You may have heard about the “racing line” on a track.  The racing line is something you will learn in your first HPDE 1 event with your instructor.  To learn the line ahead of time, download and study the track map for your event.  Next, search YouTube by track name for in-car camera views.  Look for cars similar to your own, driven by experienced drivers. Use the map and videos together to get familiar with the circuit.  Get used to wearing a helmet in your car.
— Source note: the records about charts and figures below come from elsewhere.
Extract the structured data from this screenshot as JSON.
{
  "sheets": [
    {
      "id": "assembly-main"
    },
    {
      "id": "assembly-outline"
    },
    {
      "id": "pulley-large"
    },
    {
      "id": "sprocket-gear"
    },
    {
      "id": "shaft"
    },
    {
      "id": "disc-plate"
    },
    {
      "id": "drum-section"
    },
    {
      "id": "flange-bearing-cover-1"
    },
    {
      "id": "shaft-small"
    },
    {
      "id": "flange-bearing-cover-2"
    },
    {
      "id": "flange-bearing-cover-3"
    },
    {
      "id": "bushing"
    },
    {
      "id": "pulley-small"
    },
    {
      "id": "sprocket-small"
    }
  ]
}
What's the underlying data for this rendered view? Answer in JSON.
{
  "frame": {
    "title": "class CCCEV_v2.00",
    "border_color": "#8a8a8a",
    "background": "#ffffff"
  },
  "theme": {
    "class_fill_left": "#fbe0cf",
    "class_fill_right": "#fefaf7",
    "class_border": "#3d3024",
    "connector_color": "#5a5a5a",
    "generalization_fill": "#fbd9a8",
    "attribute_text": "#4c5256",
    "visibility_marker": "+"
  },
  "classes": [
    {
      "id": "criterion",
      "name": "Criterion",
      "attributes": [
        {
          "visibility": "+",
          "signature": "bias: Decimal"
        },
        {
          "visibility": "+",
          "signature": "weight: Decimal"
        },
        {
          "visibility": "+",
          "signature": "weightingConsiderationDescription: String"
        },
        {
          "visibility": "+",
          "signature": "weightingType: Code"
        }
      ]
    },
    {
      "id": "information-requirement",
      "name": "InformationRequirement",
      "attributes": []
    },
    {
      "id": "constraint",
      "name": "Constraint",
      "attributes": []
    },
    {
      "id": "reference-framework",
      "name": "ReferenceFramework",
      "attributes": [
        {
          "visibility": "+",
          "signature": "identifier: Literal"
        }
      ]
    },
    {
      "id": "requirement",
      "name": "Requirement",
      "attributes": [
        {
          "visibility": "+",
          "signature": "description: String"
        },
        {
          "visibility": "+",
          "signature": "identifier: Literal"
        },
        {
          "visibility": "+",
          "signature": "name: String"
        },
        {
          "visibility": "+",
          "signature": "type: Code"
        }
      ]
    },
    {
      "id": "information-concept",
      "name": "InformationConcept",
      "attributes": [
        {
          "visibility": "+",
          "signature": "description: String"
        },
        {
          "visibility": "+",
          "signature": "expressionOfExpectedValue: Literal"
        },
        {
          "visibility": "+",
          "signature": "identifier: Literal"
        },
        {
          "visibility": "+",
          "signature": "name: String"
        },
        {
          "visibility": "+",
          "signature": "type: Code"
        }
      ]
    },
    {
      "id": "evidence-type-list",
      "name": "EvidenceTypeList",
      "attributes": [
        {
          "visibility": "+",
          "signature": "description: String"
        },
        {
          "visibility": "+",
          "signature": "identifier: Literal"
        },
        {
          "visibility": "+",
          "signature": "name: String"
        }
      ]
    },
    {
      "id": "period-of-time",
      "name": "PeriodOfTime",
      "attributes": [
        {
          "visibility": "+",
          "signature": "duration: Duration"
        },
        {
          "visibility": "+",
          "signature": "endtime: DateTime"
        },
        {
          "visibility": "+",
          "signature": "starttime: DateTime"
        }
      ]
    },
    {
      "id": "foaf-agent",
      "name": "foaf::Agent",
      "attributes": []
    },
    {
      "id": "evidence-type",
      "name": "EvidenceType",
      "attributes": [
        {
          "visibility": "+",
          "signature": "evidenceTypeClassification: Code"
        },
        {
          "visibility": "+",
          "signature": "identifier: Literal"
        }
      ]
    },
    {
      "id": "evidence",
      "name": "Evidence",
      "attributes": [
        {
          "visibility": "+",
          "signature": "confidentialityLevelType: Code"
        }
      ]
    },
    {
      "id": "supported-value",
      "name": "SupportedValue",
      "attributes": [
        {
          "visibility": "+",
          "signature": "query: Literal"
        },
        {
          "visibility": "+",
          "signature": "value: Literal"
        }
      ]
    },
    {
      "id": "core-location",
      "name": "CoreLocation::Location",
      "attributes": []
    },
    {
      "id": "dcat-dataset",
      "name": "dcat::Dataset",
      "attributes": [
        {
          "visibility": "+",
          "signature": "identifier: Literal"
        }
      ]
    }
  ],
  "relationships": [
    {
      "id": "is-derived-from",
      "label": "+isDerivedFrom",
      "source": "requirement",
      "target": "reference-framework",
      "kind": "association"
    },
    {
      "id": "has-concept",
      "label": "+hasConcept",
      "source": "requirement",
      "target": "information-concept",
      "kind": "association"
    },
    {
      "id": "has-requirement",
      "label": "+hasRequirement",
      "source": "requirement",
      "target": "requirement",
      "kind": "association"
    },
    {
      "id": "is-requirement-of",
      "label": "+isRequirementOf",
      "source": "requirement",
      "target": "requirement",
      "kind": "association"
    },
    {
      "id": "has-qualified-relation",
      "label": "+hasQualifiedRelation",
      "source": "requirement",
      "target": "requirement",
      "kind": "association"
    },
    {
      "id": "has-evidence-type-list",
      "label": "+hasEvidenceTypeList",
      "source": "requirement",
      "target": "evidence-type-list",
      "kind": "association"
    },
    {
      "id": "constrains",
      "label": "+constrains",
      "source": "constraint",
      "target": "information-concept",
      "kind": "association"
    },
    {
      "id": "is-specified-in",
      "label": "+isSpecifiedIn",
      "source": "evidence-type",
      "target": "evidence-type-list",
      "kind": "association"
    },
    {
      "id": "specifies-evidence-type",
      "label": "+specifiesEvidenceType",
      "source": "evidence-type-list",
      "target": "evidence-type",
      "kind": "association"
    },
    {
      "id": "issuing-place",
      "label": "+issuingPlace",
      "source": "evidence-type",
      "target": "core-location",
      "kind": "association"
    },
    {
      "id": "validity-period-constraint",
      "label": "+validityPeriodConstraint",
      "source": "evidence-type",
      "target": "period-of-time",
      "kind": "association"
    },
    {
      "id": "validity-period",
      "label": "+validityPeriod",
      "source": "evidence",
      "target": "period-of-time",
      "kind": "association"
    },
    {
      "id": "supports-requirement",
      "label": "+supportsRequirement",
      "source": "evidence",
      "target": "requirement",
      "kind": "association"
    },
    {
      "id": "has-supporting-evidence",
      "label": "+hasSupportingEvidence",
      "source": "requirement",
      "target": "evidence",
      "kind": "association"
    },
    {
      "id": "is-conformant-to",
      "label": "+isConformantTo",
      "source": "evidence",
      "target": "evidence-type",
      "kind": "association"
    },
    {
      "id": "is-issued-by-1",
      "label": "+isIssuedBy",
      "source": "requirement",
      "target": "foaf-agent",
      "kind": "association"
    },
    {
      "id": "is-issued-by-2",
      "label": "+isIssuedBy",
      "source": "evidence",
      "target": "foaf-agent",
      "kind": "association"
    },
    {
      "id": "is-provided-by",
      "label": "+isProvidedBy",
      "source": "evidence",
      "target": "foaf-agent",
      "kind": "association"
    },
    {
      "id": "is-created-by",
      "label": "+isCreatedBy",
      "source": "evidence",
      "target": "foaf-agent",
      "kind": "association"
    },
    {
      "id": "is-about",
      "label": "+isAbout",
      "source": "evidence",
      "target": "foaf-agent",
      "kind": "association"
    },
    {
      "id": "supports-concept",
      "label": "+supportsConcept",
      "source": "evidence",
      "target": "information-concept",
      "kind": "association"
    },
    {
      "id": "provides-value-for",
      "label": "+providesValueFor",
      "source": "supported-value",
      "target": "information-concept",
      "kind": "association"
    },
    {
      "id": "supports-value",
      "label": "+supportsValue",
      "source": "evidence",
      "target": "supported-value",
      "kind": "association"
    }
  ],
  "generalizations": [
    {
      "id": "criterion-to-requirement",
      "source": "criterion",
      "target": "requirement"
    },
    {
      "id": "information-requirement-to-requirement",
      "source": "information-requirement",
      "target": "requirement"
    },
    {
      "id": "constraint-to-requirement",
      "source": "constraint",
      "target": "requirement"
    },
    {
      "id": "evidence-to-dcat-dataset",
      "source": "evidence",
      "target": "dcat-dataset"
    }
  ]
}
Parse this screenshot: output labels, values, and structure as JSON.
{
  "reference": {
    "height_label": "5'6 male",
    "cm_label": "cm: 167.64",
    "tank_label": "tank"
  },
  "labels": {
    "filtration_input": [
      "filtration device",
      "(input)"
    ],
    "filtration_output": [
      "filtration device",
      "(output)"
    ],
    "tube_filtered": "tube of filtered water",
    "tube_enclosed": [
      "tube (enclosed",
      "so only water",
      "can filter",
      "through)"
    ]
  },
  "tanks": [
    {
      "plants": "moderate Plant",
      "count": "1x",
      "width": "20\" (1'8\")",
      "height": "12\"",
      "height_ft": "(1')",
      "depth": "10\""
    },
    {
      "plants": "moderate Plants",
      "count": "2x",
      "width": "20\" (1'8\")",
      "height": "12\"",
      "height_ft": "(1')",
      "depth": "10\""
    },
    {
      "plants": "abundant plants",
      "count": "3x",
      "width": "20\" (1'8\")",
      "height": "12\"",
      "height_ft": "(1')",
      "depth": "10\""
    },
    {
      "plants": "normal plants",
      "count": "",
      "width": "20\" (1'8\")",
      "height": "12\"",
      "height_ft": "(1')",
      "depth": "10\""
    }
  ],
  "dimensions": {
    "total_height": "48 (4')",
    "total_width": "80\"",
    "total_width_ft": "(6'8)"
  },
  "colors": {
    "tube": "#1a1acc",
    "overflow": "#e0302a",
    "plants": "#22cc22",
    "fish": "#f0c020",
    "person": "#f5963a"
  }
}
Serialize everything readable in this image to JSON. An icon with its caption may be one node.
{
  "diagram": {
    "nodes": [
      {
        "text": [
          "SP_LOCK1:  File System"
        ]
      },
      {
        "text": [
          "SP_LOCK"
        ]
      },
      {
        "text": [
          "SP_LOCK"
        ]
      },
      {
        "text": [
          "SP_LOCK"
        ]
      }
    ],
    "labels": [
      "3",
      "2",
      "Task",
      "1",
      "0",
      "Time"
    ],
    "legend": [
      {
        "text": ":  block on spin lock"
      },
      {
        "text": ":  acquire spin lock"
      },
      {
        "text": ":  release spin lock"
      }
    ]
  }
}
Review the HPDE CCRs (sections 3-11).  There are two pages of track flags that you can familiarize yourself with ahead of the game.  You’ll really impress your instructor if you come to the track already knowing these flags.

Get Your Car Ready

Inspect your car for the following:

  1. Wheels and tires: Be sure your tires have the appropriate air pressures and that your lug nuts are tight.  No cracks, dents, or damage to the tire edges.  Tire tread should be above the wear bars.  No cords or belts showing.  No tires repaired with plugs.  Hubcaps or “beauty rings” must be removed.
  2. Steering & Suspension: Test the play in wheel bearings by grabbing the tire with both hands and trying to move the wheel side-to-side.  There should not be any play or sound.  There should no excess play in the steering: movement of the steering wheel should directly affect direction of the front wheels, without hesitation.
  3. Engine: No fluid leaks. Battery fully secured by two bolts.  Battery terminals covered, to prevent arcs/sparks (fire) in an accident.
  4. Brakes: The brake pedal should be firm, continually.  Check brake lines to ensure there are no cracks or leaks.  Check brake fluid level and clarity.  Brake pads must have greater minimal thickness than safe or necessary for street driving.  Test the brake lights.
  5. Interior: Seats should be bolted in tightly.  Seat belts must be in excellent condition. Cars without fixed roofs must have a roll bar.
  6. Safety Gear: A properly fitting helmet is required.  It should be snug but comfortable.  A little too snug is better than too loose.  Minimum rating is SNELL 2005 (SA2005 or M2005).  Newer helmets with SA ratings are strongly recommended.  Eye protection is required: face shield, goggles, or safety glasses.
  7. Clothing: Wear natural fiber clothing.  Synthetic/man-made fibers are flammable unless specifically marketed as non-flammable.  Wear snugly fitting, closed toe shoes.  Most drivers like thin soles for pedal feel.
  8. General: There should be no exposed wires.  The car should have a good gas cap that seals.